Dambai College of Education
- Established: August 28, 1974
- Affiliations: Government of Ghana
- Location: Dambai, Krachi East District, VR00006, Ghana 8°03′56″N 0°10′35″E﻿ / ﻿8.06568°N 0.17651°E
- Language: Guan, French, English
- Region Zone: Oti Region
- Short name: Dace

= Dambai College of Education =

Teacher training college in Dambai, Ghana

Dambai College of Education is a teacher education college in Dambai (Krachi East District, Oti Region, Ghana). The college is located in Volta Zone in the capital town of Oti region. It is one of the about 40 public colleges of education in Ghana. The college participated in the DFID-funded T-TEL programme.

== History ==
Dambai College of Education (DACE) was established on 28 August 1974 with the motto ‘SANKOFA’. The first principal was Mr. George Narh Bosumprah. The college opened with 31 students and 2 tutors. All the 31 students were males. Female students were admitted to the college in 1975. Mr. Ayensu, released his premises to house the first batch of students. A House in the college has been named after him.
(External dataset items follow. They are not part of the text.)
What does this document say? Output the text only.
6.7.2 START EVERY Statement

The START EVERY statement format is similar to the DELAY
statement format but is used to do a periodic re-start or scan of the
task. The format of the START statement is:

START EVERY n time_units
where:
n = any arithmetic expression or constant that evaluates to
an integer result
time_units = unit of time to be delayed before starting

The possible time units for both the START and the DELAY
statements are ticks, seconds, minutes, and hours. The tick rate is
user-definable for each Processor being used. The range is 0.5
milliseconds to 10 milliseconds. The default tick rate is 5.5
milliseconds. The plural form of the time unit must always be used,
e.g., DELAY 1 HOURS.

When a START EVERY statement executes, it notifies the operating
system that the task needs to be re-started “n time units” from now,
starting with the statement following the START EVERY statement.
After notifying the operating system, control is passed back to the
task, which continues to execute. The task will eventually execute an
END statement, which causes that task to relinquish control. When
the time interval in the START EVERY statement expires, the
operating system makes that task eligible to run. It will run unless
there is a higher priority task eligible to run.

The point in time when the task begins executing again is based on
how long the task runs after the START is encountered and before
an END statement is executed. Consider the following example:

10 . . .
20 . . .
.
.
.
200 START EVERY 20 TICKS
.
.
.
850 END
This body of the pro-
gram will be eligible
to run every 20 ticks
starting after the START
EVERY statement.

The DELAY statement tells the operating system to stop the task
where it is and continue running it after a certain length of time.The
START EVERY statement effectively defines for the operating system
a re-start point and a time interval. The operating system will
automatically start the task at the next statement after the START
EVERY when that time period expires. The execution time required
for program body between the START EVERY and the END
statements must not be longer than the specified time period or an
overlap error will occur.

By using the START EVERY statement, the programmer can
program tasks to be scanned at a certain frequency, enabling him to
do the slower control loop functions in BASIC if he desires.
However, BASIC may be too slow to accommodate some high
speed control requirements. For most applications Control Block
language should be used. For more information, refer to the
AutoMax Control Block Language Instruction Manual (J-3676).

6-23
The college was established to run a 4-year Teacher's Certificate ‘A’ Course. It remained a 4-year Certificate ‘A’ College till 1989 when the Teacher's Certificate ‘A’ 3-year post secondary course was  introduced.
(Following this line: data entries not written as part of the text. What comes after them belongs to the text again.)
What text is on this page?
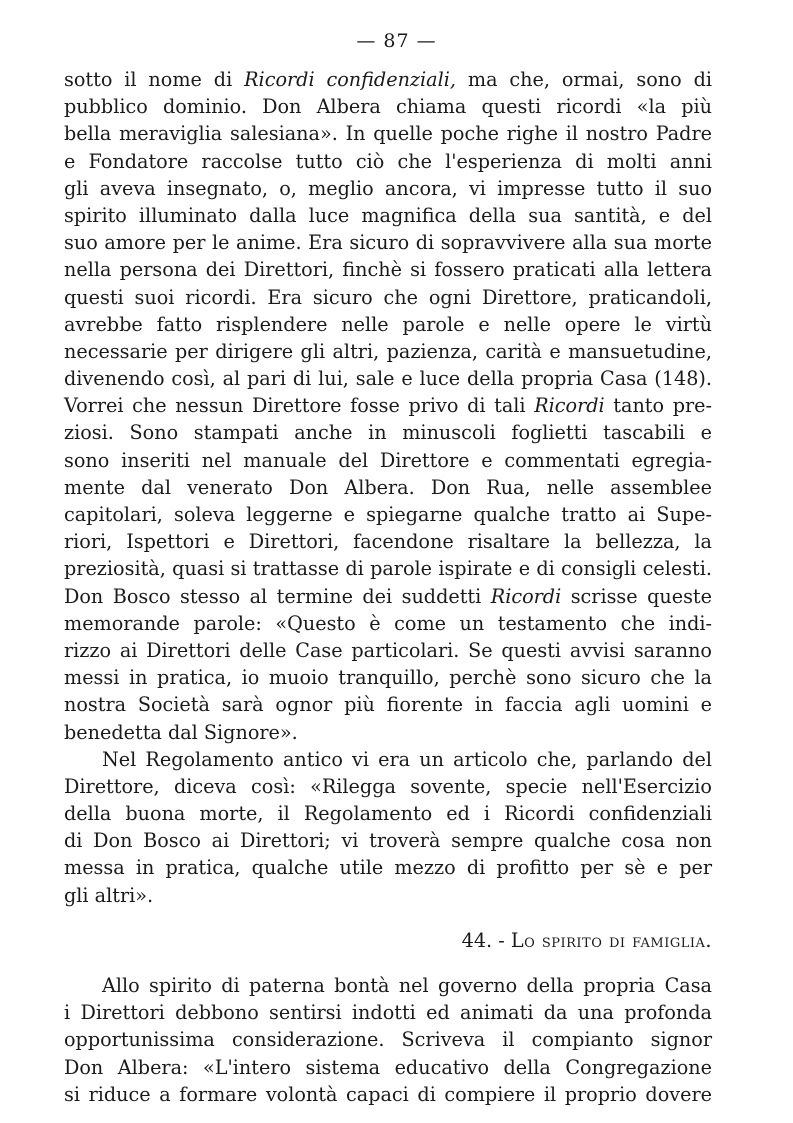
— 87 —

sotto il nome di Ricordi confidenziali, ma che, ormai, sono di
pubblico dominio. Don Albera chiama questi ricordi «la più
bella meraviglia salesiana». In quelle poche righe il nostro Padre
e Fondatore raccolse tutto ciò che l'esperienza di molti anni
gli aveva insegnato, o, meglio ancora, vi impresse tutto il suo
spirito illuminato dalla luce magnifica della sua santità, e del
suo amore per le anime. Era sicuro di sopravvivere alla sua morte
nella persona dei Direttori, finchè si fossero praticati alla lettera
questi suoi ricordi. Era sicuro che ogni Direttore, praticandoli,
avrebbe fatto risplendere nelle parole e nelle opere le virtù
necessarie per dirigere gli altri, pazienza, carità e mansuetudine,
divenendo così, al pari di lui, sale e luce della propria Casa (148).
Vorrei che nessun Direttore fosse privo di tali Ricordi tanto pre-
ziosi. Sono stampati anche in minuscoli foglietti tascabili e
sono inseriti nel manuale del Direttore e commentati egregia-
mente dal venerato Don Albera. Don Rua, nelle assemblee
capitolari, soleva leggerne e spiegarne qualche tratto ai Supe-
riori, Ispettori e Direttori, facendone risaltare la bellezza, la
preziosità, quasi si trattasse di parole ispirate e di consigli celesti.
Don Bosco stesso al termine dei suddetti Ricordi scrisse queste
memorande parole: «Questo è come un testamento che indi-
rizzo ai Direttori delle Case particolari. Se questi avvisi saranno
messi in pratica, io muoio tranquillo, perchè sono sicuro che la
nostra Società sarà ognor più fiorente in faccia agli uomini e
benedetta dal Signore».

Nel Regolamento antico vi era un articolo che, parlando del
Direttore, diceva così: «Rilegga sovente, specie nell'Esercizio
della buona morte, il Regolamento ed i Ricordi confidenziali
di Don Bosco ai Direttori; vi troverà sempre qualche cosa non
messa in pratica, qualche utile mezzo di profitto per sè e per
gli altri».

44. - Lo spirito di famiglia.

Allo spirito di paterna bontà nel governo della propria Casa
i Direttori debbono sentirsi indotti ed animati da una profonda
opportunissima considerazione. Scriveva il compianto signor
Don Albera: «L'intero sistema educativo della Congregazione
si riduce a formare volontà capaci di compiere il proprio dovere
The college started the Diploma in Basic Education programme in October 2004. The first batch of the Diploma in Basic Education students came out in July 2007. The college continues to run general programme. In October, 2007 the college was given accreditation to tertiary level of education in Ghana. It offers sandwich programme for untrained teachers, for Diploma in Basic Education.
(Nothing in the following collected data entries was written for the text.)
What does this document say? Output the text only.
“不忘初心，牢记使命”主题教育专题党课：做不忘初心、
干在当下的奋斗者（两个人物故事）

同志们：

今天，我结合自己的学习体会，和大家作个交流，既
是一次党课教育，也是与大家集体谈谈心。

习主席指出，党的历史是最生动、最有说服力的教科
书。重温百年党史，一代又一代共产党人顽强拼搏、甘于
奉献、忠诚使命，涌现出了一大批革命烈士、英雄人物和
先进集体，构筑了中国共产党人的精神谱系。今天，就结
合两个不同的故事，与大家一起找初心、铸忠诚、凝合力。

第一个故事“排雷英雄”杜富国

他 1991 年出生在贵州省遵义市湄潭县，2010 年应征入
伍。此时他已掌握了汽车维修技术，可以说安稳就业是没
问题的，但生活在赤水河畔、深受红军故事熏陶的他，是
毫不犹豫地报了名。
The college has four Halls of residence for students the school is located along the river volta. The Halls are Volta, Ayensu and Oti for the male students and Unity Hall for the female students.

List of Principals
| Name |  | Years served |
|---|---|---|
| Bosompra G. N. |  | 1974 -1980 |
| Kwamuar S. Y. |  | 1980 – 1982 |
| Demuyakor C. K. |  | 1982 – 1989 |
| Dzomeku S. W. D. K. |  | 1989 – 1990 |
| Dedume S.F.K |  | 1990 – 1994 |
| Kokorokoh L. A. Y. |  | 1994 – 2001 |
| Amewotey J. S. K. (AG.) |  | 2001 – 2002 |
| Bobson D. P. |  | 2002 – 2008 |
| Rev. Agbeti E.K (AG.) |  | 2008 - 2011 |
| Y .I Musah |  | 2011 - 2018 |
| E. B Nomah (AG.) |  | 2018 - 2019 |
| Dr.(MRS) BENEDICTA AWUSI ATIKU |  | 2019 - Date |

In 2007, the Professional Board of the University of Cape Coast commended the college for improving its performance significantly in external examinations conducted by the Institute of Education. In the field of sports and games, Dambai College of Education has put u impressive performance over the years. In 2006/2007 academic year the college came first in soccer and cross-country competitions among the seven colleges in the Volta Region. The government has provided the college with a GETFund modern multi-purpose classroom block, a Library Complex, and an 8-unit 4 storey flats for tutors.